Dehrouyeh, as the sole performer to appear on stage throughout the 60-minute running time, confidently portrays a full range for her character – from a self-confessed badass attitude to moments of tenderness for the people she loves. Having Persian integrated into some of her speech gave it completeness and the feeling behind the words almost always conveyed the meaning without great need for translation.
In this retelling, it happens to be that the protagonist knows perfectly well that she’s in a The Pit and the Pendulum – and moreover, that she’s in a version that has swapped Toledo for Tehran. She even realises when she’s momentarily in the wrong Poe story. The metafiction seems over-stretched though, when she delves into literary critique of Poe and all white male writers (and maybe even all modern writers) with comparisons to Star Wars to highlight the lack of originality in it all. Putting views on the topic aside, I couldn’t help thinking that this issue was shoehorned in for the sake of it and it didn’t fit particularly naturally with the rest of the narrative.
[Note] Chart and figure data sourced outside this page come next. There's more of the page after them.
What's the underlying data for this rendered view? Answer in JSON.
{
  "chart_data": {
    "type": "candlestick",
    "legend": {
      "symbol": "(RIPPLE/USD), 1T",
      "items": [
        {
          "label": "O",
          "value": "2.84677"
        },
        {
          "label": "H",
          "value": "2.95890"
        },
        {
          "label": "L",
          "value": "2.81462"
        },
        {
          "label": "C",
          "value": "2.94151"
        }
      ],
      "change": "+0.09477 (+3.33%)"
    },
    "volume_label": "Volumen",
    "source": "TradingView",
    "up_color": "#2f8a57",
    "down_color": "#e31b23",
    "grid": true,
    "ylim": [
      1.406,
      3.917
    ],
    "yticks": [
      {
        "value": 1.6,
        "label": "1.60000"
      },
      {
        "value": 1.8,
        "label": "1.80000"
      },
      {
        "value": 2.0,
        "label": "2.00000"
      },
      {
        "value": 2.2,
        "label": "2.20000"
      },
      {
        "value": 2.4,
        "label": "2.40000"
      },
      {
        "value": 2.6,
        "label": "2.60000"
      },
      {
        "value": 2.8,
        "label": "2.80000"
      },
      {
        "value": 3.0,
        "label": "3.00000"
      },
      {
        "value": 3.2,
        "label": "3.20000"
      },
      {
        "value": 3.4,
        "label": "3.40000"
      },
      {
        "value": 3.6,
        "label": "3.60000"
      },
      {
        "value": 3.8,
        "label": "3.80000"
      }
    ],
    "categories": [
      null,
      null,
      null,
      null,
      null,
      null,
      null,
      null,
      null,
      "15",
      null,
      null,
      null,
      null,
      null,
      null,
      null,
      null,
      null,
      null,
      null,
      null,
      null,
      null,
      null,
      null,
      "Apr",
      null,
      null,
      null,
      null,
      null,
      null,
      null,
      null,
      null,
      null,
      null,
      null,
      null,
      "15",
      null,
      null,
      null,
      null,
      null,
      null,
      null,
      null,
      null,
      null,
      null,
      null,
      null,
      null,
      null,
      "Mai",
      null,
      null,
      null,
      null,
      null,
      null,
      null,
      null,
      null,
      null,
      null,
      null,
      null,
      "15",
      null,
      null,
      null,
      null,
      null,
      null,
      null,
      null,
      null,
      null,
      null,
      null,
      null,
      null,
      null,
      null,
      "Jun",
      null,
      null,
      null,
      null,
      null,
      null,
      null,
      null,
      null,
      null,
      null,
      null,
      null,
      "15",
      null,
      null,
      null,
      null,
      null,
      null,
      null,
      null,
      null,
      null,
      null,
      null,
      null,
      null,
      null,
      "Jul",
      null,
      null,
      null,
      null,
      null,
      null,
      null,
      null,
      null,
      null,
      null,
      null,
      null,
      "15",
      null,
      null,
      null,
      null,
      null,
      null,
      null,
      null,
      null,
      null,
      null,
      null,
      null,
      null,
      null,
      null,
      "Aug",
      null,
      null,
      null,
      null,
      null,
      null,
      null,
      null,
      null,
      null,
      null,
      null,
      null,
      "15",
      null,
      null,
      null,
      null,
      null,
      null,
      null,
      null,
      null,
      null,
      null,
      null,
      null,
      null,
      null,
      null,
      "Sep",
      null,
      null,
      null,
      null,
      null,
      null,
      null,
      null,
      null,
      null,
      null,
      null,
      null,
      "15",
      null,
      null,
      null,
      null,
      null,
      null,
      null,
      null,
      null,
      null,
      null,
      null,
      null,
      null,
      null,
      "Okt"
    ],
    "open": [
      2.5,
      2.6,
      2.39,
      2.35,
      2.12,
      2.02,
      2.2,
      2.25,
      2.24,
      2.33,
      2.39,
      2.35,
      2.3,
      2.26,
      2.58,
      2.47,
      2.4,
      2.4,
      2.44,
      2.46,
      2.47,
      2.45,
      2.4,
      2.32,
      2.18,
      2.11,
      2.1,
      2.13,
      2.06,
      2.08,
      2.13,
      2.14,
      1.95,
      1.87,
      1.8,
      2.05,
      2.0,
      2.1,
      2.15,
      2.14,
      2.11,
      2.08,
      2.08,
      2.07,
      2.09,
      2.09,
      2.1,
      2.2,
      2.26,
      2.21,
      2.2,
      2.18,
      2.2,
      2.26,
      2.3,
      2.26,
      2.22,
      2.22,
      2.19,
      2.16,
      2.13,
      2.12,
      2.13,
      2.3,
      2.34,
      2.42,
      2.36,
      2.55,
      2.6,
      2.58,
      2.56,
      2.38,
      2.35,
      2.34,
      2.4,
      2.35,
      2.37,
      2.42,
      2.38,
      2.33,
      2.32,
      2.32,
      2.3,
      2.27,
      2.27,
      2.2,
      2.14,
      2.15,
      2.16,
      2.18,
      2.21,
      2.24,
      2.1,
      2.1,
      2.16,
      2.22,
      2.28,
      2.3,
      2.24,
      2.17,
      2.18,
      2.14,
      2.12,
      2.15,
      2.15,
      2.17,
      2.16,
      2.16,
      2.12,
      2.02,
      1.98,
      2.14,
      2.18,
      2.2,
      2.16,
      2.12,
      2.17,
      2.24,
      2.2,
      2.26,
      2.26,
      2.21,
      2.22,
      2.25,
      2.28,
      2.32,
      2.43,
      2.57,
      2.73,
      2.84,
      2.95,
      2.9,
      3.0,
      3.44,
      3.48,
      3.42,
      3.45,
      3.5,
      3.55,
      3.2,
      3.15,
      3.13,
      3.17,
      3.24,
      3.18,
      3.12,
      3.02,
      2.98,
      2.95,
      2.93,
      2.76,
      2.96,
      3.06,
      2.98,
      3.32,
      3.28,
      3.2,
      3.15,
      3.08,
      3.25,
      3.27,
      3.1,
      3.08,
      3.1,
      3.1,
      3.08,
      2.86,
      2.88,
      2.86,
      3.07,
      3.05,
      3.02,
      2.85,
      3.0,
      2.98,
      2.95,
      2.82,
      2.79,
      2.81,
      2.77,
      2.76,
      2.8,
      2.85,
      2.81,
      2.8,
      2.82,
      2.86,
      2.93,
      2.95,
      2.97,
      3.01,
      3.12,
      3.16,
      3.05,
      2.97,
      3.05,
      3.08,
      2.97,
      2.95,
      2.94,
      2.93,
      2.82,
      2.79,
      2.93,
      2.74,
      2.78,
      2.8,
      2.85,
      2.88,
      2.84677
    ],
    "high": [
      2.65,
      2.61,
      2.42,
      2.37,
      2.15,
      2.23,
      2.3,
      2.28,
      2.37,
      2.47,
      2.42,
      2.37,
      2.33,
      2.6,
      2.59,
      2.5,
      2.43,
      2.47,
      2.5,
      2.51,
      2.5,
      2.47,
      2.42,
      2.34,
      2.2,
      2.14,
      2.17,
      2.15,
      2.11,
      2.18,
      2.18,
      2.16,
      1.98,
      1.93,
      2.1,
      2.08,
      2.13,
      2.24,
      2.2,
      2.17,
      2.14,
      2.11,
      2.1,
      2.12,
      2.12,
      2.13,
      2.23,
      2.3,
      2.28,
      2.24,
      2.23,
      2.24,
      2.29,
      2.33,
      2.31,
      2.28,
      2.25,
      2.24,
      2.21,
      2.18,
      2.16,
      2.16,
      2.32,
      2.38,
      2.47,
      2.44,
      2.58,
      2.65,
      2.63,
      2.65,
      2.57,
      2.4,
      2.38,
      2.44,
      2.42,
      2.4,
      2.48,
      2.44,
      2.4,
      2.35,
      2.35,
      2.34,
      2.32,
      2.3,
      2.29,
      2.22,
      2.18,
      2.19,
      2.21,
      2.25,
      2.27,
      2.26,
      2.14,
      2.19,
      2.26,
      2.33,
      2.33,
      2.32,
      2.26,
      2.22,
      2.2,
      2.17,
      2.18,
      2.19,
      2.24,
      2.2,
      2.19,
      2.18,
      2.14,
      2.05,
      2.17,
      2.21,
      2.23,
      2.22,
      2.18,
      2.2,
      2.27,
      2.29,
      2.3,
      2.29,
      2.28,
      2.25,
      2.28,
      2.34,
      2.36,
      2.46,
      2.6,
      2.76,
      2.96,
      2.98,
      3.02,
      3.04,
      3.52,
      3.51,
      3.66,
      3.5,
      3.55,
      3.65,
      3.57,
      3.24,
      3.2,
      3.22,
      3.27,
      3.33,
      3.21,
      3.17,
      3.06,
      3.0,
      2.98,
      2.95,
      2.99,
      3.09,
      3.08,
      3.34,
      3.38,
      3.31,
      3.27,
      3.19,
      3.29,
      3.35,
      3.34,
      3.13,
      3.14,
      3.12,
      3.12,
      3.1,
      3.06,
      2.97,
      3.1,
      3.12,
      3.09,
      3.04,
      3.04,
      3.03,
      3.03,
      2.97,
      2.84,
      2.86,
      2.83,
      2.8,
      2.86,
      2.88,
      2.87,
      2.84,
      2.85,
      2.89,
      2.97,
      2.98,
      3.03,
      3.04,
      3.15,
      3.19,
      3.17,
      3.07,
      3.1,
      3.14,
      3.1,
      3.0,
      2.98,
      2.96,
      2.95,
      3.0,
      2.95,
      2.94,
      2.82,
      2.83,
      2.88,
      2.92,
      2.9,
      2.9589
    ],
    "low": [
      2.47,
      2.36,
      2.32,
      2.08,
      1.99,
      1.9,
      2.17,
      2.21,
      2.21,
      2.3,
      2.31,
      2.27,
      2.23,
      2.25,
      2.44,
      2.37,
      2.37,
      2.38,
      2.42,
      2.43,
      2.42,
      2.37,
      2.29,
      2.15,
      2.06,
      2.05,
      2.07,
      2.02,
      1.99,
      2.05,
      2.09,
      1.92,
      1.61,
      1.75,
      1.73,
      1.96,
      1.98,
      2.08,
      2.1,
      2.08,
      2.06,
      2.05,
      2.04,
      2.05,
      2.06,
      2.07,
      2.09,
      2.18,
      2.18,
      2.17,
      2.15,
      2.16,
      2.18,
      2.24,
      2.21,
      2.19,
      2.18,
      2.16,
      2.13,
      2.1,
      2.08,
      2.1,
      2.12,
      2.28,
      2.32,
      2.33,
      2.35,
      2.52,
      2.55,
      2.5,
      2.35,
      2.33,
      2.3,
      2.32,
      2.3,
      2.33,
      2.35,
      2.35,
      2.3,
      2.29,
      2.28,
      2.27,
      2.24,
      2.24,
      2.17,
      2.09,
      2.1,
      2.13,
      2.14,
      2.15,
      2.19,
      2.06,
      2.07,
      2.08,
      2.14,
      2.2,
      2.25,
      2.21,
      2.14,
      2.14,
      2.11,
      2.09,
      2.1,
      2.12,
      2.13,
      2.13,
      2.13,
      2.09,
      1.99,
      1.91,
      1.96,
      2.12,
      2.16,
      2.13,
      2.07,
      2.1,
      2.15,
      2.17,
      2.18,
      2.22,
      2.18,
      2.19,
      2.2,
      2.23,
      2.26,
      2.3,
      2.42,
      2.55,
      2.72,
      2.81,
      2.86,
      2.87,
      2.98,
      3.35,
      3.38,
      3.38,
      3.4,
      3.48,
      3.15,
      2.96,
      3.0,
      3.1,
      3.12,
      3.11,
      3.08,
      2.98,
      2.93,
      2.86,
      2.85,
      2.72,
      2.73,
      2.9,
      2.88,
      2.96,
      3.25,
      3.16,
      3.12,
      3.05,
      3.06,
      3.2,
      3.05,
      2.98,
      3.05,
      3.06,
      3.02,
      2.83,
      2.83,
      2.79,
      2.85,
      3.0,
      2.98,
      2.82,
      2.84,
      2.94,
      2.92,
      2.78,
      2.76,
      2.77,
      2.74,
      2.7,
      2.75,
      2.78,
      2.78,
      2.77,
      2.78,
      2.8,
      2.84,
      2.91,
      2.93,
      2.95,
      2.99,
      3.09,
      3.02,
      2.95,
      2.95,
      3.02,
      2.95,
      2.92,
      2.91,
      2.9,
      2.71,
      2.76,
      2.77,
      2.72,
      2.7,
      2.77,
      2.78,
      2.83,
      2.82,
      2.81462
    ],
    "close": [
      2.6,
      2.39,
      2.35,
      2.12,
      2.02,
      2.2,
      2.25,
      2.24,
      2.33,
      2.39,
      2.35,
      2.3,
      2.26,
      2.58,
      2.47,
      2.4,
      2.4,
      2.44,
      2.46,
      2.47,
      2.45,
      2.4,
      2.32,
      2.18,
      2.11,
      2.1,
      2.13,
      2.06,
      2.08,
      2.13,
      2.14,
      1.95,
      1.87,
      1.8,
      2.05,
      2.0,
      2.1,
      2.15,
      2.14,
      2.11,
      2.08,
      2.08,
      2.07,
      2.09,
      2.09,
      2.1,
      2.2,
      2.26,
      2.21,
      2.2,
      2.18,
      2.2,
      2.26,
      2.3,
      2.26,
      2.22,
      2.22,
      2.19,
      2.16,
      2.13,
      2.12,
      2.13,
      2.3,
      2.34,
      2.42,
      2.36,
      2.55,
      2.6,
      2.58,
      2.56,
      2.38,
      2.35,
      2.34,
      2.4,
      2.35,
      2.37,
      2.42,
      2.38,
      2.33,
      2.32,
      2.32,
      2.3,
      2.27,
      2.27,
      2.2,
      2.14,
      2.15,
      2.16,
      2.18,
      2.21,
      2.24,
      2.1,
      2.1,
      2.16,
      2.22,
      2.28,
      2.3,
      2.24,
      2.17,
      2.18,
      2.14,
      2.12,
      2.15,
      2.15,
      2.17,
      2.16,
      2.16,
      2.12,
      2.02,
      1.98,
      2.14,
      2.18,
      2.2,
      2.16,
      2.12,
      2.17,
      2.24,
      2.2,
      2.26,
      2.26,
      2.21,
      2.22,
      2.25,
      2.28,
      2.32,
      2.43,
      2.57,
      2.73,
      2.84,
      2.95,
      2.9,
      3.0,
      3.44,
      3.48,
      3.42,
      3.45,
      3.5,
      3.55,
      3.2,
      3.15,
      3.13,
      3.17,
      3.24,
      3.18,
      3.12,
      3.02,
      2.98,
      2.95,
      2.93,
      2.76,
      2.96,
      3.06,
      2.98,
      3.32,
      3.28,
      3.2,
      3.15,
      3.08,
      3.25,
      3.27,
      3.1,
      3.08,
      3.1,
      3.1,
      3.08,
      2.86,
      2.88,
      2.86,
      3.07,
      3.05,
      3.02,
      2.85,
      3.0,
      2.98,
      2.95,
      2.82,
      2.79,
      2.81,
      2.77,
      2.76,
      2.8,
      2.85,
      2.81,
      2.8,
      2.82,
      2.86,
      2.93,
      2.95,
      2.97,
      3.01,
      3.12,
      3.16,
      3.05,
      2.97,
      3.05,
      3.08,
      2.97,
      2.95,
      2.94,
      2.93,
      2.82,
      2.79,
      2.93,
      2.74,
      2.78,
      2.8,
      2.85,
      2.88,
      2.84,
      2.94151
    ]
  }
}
There were some funny-ish lines in The Pit and the Pendulum, which added to the character’s charisma, but humour was not this play’s strongest point. It did better with adapting the detail of the original story to a different context, like the psychological tortures of the prison, the desperation at any sign of faint hope and finally, being pulled back from the brink of hopelessness at the edge of the pit. With a couple of exceptions, the added ideas and technology were a nice complement to these parts too.